Слышала звон, да не знает, где он… А вот рассказать бы ей, как мне самому бывает боязно!..

– Ну-с, – весело произнес я, потирая руки жестом доброго педиатра. – Показывайте ваши хоромы, Нина Михайловна.

– Вот, – отрывисто сказала Нина Михайловна, останавливаясь у стола. Ее лицо немного ожило: на нем появилось такое выражение

(к счастью, давно мне знакомое и уже не способное ни удивить, ни обидеть), будто она отчетливо понимала, что я пришел сюда ее обмануть, и была решительно настроена не допустить этого. -

Смотрите. Пожалуйста. Я вам ничего не обещаю. Я обязательствами себя связывать не хочу. – Она подняла ладонь и решительно ею помотала справа налево, как если бы навсегда прощалась со мной или останавливала поезд, чтобы не допустить крушения. – Мне деньги нужны срочно. Но меньше чем на тридцать я не согласна! Я цены знаю! Мне – тридцать, а сами можете хоть за сорок продавать! – Она вздернула подбородок и добавила язвительно: – Я понимаю: за просто так ничего не бывает.

Я вспомнил Константина и хотел спросить: “А сыр?” Но вовремя прикусил язык. Что скажешь? Глупость принимает самые неожиданные формы. Однако та, что я наблюдал сейчас, была совершенно заурядной. Я не собирался спорить. Ни к чему было и учить кого бы то ни было вежливости. Поэтому я только засмеялся и поднял обе руки жестом безоговорочно сдающегося.

– Подождите, Нина Михайловна, подождите! Давайте хоть взглянем для начала!

– Да пожалуйста, – холодно ответила она. – Ведь для того и приехали.

И отвернулась к окну.

– Кто-нибудь прописан? – спросил я, осматриваясь.

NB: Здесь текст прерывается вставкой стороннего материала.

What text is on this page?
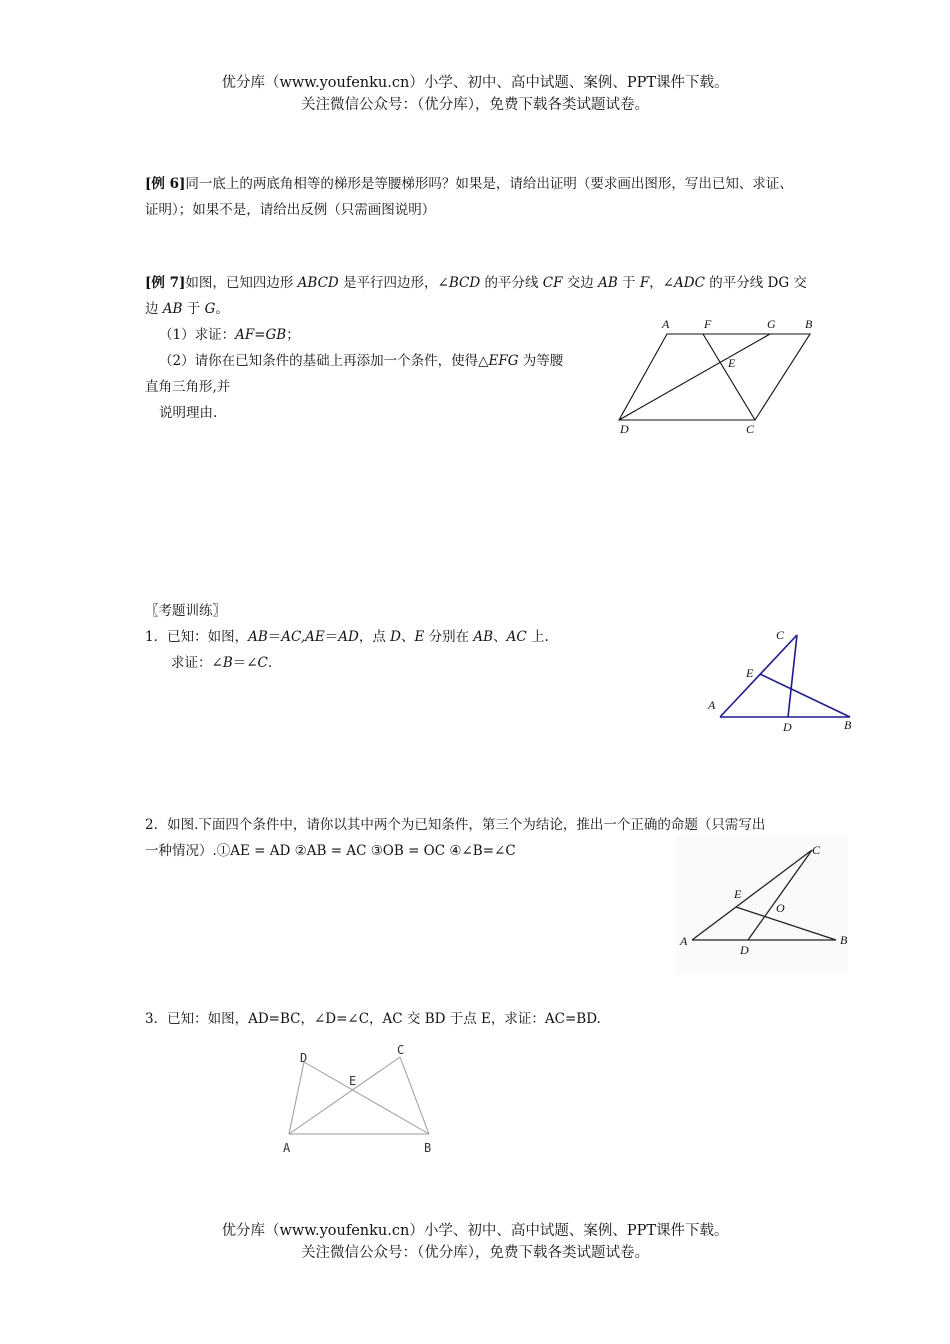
优分库（www.youfenku.cn）小学、初中、高中试题、案例、PPT课件下载。
关注微信公众号：（优分库），免费下载各类试题试卷。
[例 6]同一底上的两底角相等的梯形是等腰梯形吗？如果是，请给出证明（要求画出图形，写出已知、求证、
证明）；如果不是，请给出反例（只需画图说明）
[例 7]如图，已知四边形 ABCD 是平行四边形，∠BCD 的平分线 CF 交边 AB 于 F，∠ADC 的平分线 DG 交
边 AB 于 G。
（1）求证：AF=GB；
（2）请你在已知条件的基础上再添加一个条件，使得△EFG 为等腰
直角三角形,并
说明理由.
A	F	G B
E
D	C
〖考题训练〗
1．已知：如图，AB＝AC,AE＝AD，点 D、E 分别在 AB、AC 上.
求证：∠B＝∠C.
C
E
A
D	B
2．如图.下面四个条件中，请你以其中两个为已知条件，第三个为结论，推出一个正确的命题（只需写出
一种情况）.①AE = AD ②AB = AC ③OB = OC ④∠B=∠C	C
E
O
A
D
B
3．已知：如图，AD=BC，∠D=∠C，AC 交 BD 于点 E，求证：AC=BD.
D
C
E
A	B
优分库（www.youfenku.cn）小学、初中、高中试题、案例、PPT课件下载。
关注微信公众号：（优分库），免费下载各类试题试卷。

Как-то раз я вошел вот так же по делу в чужую квартиру и, оказавшись в пустой и жаркой кухне, увидел на голом полу двух годовалых детей, деятельно пытавшихся отобрать у двух добродушных собак две большие обглоданные кости. Стена возле черной плиты была выкрашена в необычный цвет – она казалась переливчатой, пятнистой и как будто лакированной. Подойдя ближе, я понял, что это тараканы.